8 Bedfordshire Clanger – Savory and Sweet Suet-Filled Pastry
Another savory pie for the UK peeps. The Bedfordshire Clanger is a favorite dinnertime meal. This savory and sweet suet-filled pastry is something like the Mincemeat Pie, yet somehow it gets its own signature title. Perhaps it’s because the pastry is crisper or the insides contain some different ingredients. Or maybe it’s due to the never-ending desire for more suet stuffed into a pie shell. When a family needs to be fed, this dish certainly hits the spot. Perhaps it’s served with a side of Mushy Peas.
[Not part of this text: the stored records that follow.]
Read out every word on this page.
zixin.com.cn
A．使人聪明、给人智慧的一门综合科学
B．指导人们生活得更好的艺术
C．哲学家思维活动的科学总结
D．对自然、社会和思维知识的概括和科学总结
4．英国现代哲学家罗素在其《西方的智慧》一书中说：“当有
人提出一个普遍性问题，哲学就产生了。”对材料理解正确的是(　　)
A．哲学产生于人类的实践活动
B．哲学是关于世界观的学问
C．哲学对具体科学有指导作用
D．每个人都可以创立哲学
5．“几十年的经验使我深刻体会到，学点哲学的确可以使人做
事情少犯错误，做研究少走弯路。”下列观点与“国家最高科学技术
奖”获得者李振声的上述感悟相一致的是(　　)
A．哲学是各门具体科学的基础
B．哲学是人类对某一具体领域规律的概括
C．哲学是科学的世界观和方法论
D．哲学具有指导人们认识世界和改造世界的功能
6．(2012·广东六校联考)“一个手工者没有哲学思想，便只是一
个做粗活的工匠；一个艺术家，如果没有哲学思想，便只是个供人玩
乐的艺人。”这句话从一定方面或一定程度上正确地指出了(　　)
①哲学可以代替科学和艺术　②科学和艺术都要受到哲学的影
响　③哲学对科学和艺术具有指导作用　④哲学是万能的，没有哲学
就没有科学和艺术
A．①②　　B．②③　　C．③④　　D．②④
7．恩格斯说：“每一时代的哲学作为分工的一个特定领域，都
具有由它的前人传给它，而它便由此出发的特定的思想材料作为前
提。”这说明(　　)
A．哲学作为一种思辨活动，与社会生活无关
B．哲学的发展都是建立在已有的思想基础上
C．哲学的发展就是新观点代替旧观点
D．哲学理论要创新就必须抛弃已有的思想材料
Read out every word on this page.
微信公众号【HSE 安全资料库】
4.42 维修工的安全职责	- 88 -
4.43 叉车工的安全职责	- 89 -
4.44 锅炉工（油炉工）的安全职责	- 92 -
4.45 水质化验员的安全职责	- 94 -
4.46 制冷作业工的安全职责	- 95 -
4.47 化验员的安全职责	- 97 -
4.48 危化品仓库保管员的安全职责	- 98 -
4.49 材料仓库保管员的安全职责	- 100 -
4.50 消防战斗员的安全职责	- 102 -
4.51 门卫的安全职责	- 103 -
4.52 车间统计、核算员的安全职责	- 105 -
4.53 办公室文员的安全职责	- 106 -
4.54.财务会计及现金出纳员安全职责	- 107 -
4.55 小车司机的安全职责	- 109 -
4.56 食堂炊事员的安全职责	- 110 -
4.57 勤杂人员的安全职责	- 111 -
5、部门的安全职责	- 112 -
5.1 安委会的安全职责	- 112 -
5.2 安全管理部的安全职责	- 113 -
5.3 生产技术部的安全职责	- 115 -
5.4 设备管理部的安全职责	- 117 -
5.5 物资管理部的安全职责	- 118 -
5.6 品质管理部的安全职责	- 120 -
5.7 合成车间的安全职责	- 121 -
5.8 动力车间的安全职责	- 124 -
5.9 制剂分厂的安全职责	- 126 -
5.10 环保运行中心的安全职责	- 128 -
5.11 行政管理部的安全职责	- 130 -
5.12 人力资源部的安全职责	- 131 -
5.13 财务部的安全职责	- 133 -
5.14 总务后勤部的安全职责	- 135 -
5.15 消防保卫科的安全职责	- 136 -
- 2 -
Now there’s a UK meal you’ll never see served in San Francisco.
7 Cullen Skink – Smoked Haddock Soup
Americans enjoy a nice bowl of New England Clam Chowder, but swap the clams for haddock and you won’t fool even the biggest fool. Cullen Skink is a weird name for a soup, but this dish is a specialty in the UK. Made of smoked haddock and apparently lots of cream and garnishes, this oddly-named soup is enjoyed throughout the UK. Have Americans seen Cullen Skink offered on a menu in their hometown? Unless the restaurant serves up UK dishes, the chances are slim to none. But if you’re a fish lover, this soup may be something to replace your chicken noodle with.
6 Sussex Pond Pudding – Pastry Shell Covered in Sugar and Butter with a Whole Lemon Baked Inside
If you have a hankering for lots of lemons, Sussex Pond Pudding would be right up your alley. This treat involves an entire lemon baked inside a pastry shell which is covered with sugar and butter. For those on a diet, this dessert is a no-no, but for those who want to indulge (and love lemon), Sussex Pond Pudding would be something to stick a fork in. It appears that the lemon is placed inside solely for flavor and aromatics, as the peel stays intact, but if you can’t get enough citrus in your life, you can probably slice right in and pucker up.